Tomatoes contain lycopene, a carotenoid antioxidant responsible for their red color, which remains highly stable during freezing. Research shows that frozen tomatoes retain 85-95% of their lycopene content after 6 months at 0°F (-18°C). Interestingly, cooking tomatoes before freezing increases lycopene bioavailability because heat breaks down cell walls and releases lycopene from its protein complexes. A single cup of cooked frozen tomato provides approximately 7-8mg of lycopene, which is comparable to fresh.
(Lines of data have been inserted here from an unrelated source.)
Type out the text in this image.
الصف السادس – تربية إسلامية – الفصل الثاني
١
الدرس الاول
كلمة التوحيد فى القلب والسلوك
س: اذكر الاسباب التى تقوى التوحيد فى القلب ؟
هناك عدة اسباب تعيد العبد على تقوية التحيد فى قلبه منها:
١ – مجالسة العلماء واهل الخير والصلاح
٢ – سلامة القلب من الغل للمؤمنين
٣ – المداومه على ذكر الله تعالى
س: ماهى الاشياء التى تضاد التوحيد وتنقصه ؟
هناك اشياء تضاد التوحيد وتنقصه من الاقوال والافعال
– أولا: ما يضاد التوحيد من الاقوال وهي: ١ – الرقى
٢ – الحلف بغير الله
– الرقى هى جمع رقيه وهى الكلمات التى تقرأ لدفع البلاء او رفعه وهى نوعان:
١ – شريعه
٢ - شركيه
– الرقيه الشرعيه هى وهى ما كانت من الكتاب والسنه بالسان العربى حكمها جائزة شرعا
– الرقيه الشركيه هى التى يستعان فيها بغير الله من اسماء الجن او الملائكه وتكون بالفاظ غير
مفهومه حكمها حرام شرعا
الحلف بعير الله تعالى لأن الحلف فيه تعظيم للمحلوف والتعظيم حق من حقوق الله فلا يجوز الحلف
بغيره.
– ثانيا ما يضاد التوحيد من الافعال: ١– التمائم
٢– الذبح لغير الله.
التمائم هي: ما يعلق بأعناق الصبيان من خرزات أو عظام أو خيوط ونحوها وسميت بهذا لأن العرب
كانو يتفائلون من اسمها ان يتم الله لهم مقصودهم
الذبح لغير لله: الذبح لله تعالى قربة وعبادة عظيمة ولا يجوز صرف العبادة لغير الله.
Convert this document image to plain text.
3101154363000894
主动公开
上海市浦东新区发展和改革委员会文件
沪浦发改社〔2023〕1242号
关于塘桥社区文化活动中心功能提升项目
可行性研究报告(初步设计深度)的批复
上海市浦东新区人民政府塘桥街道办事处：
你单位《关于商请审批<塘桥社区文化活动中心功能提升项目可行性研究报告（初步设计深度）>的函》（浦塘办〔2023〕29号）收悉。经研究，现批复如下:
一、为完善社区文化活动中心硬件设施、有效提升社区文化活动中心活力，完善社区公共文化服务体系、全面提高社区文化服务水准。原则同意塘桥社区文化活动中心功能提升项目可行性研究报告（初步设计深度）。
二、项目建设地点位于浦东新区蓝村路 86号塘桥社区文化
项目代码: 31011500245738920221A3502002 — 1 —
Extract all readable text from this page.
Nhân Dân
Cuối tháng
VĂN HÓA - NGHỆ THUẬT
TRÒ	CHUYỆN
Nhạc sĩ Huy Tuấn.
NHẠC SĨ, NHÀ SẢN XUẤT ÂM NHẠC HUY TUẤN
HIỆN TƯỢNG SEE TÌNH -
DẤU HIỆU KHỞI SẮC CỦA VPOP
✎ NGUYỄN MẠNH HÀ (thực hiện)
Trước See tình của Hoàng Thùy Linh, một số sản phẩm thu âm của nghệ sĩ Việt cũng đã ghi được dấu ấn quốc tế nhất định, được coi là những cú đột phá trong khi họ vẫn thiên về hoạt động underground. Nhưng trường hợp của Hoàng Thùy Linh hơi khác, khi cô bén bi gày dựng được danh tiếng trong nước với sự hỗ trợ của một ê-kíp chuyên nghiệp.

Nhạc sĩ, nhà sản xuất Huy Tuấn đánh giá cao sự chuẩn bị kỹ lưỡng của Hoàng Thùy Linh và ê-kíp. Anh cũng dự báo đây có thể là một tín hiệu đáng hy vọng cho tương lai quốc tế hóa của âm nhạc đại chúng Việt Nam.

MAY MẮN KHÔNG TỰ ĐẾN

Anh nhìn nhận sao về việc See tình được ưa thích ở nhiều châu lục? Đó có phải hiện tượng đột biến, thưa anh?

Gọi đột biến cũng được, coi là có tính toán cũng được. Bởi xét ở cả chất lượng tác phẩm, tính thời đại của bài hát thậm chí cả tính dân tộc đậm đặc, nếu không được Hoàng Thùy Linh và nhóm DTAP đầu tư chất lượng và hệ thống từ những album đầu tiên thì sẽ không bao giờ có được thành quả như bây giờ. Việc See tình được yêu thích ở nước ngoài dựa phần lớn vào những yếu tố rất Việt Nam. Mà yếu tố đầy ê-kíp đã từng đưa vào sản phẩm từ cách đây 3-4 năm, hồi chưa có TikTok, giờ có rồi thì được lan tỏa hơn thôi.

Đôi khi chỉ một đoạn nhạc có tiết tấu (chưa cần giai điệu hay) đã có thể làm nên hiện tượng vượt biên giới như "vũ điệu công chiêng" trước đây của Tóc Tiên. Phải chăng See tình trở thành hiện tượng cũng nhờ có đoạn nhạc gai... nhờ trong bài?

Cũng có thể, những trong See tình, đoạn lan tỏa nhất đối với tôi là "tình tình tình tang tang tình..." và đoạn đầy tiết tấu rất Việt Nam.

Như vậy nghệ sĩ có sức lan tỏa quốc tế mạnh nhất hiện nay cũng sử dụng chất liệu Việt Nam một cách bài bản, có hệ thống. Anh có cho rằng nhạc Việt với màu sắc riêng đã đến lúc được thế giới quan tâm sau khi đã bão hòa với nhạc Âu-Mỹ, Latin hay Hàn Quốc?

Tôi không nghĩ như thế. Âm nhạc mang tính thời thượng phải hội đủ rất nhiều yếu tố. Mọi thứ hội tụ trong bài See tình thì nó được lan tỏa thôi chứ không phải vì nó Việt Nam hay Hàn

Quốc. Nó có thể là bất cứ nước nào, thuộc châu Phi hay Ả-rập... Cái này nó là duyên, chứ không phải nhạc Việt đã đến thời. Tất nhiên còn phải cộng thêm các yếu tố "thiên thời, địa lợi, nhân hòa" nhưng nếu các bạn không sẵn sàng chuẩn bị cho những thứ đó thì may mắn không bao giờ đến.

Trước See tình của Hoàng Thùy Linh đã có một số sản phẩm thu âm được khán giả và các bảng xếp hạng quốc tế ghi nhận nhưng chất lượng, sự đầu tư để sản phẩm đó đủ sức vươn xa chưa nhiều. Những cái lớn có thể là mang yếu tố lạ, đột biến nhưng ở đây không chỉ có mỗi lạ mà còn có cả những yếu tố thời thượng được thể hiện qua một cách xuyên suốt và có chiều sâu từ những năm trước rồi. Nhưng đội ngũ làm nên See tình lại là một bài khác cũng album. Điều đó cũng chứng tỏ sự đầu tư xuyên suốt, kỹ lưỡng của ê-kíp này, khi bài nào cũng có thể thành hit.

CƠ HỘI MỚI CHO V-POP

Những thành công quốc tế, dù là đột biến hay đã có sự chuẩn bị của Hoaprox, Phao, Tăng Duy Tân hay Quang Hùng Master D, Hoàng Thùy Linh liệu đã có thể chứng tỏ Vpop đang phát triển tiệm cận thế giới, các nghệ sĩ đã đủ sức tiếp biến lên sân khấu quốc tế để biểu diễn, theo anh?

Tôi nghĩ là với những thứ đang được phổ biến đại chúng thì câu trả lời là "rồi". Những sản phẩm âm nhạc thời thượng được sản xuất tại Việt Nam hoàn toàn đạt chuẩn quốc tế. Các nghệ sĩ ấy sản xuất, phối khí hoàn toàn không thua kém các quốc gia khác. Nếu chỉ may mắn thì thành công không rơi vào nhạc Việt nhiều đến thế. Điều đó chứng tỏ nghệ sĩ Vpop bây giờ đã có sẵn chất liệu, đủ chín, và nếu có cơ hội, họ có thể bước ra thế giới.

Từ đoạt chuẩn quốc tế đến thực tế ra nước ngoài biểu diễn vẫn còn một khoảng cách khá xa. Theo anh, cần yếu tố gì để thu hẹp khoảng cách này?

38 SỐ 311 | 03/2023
Roma and San Marzano tomatoes are the best varieties for freezing because they have a higher flesh-to-liquid ratio (roughly 60% flesh versus 40% for standard slicing tomatoes) and fewer seeds. This means less water to form damaging ice crystals and a meatier result after thawing. For garden harvests, freezing whole Romas on a tray and then bagging them provides a quick preservation method during peak season when dozens of tomatoes ripen simultaneously. A single Roma tomato weighs about 2 ounces, so 8-10 frozen Romas equal one 14-ounce can of tomatoes for recipe substitution.
Things to Know
- Cherry and grape tomatoes freeze whole particularly well and can be used directly in cooked dishes like frozen soup.
- Frozen raw tomatoes are very soft when thawed; plan to use them immediately in cooking.
- Tomato paste can be frozen in tablespoon dollops for easy portioning.